If requests to work flexibly are made for reasons connected to an employee’s disability or religion, care must be executed in ensuring that such requests are also carefully considered. If they are not, or if they are unreasonably refused, the employee could succeed with a discrimination claim.
 

What is the current National Minimum Wage?
The adult rate of the minimum wage (for workers aged 22 and over) is currently £5.52 per hour. In October 2008, this will increase to £5.73 per hour.

The development rate (for workers aged 18-21 inclusive) is currently £4.60 per hour. In October 2008 this will increase to £4.77 per hour.

The 16-17 year old rate is at £3.40 per hour. In October 2008, this will increase to £3.53 per hour.


What happens to employees on the sale of a business?
Legislation exists which preserves an employee’s terms and conditions of employment when a business or undertaking, or part of one, is transferred to a new employer.

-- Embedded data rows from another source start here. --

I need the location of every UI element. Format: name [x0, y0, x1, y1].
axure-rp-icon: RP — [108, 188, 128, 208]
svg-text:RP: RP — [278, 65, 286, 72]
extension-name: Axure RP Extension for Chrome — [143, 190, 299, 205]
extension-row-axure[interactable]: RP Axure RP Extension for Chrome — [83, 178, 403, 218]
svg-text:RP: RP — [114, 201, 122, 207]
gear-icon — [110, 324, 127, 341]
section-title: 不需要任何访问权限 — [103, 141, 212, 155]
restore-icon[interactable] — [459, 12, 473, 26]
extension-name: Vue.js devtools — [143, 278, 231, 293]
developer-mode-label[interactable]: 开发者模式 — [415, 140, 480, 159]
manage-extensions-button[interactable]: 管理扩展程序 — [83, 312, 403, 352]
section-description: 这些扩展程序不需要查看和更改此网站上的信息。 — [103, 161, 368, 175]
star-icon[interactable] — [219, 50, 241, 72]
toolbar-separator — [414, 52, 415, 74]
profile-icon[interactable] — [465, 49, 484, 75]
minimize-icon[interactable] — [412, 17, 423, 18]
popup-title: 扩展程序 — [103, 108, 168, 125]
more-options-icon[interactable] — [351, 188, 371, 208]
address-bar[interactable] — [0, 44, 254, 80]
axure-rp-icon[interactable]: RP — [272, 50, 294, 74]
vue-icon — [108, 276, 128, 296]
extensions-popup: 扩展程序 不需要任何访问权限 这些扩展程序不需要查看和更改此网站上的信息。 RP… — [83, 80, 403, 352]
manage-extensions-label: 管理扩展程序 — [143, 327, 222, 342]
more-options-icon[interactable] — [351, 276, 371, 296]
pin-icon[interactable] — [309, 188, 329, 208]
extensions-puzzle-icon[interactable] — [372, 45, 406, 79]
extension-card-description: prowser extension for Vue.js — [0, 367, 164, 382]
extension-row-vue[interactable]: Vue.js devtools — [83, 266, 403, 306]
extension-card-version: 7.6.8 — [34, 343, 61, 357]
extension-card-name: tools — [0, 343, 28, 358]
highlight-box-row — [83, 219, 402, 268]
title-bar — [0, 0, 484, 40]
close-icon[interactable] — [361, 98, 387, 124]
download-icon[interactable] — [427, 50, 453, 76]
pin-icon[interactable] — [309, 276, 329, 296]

The legislation means that:
  • employees employed by the previous employer when the undertaking changes hands automatically become employees of the new employer on the same terms and conditions and their continuity of employment is preserved.
  • representatives of employees affected have a right to be informed about the transfer. They must also be consulted about any measures which the old or new employer envisages taking concerning affected employees.

The requirements apply regardless of the size of the transferred undertaking.

Breach of the requirements can result in unfair or constructive dismissal claims, just and equitable “detriment” awards and up to 13 weeks pay for failure to inform and consult.


What limits on work are set by the Working Time Regulations?

The Regulations set the following limits:

  • a maximum average of 48-hours per week over a 17-week period. However, workers can agree to work longer provided they sign a written agreement.
  • a maximum average of 8 hours work in 24 hours which night workers can be required to work;
  • a right to 11 hours rest a day;
  • a right to 24 hours uninterrupted rest per week (or at the employers choice, 48 hours uninterrupted rest per fortnight);
  • a right to a break of 20 minutes if the working day is longer than 6 hours;
  • a right to 4.8 weeks (24 days) paid leave per year.


What are the implications of age discrimination legislation?

Age discrimination came into force in October 2006. It covers people of all ages, young and old. The legislation means that employers cannot recruit, train or promote people on the basis of age, unless it can be objectively justified. Compensation recoverable, if discrimination is found to have occurred, is potentially unlimited.

In addition, employees must be informed of their right to continue working beyond the age of 65 at least 6 months before, and if employees request to continue a procedure must be followed when considering such a request. Failure to follow the procedure will mean the dismissal will be deemed 'automatically unfair'.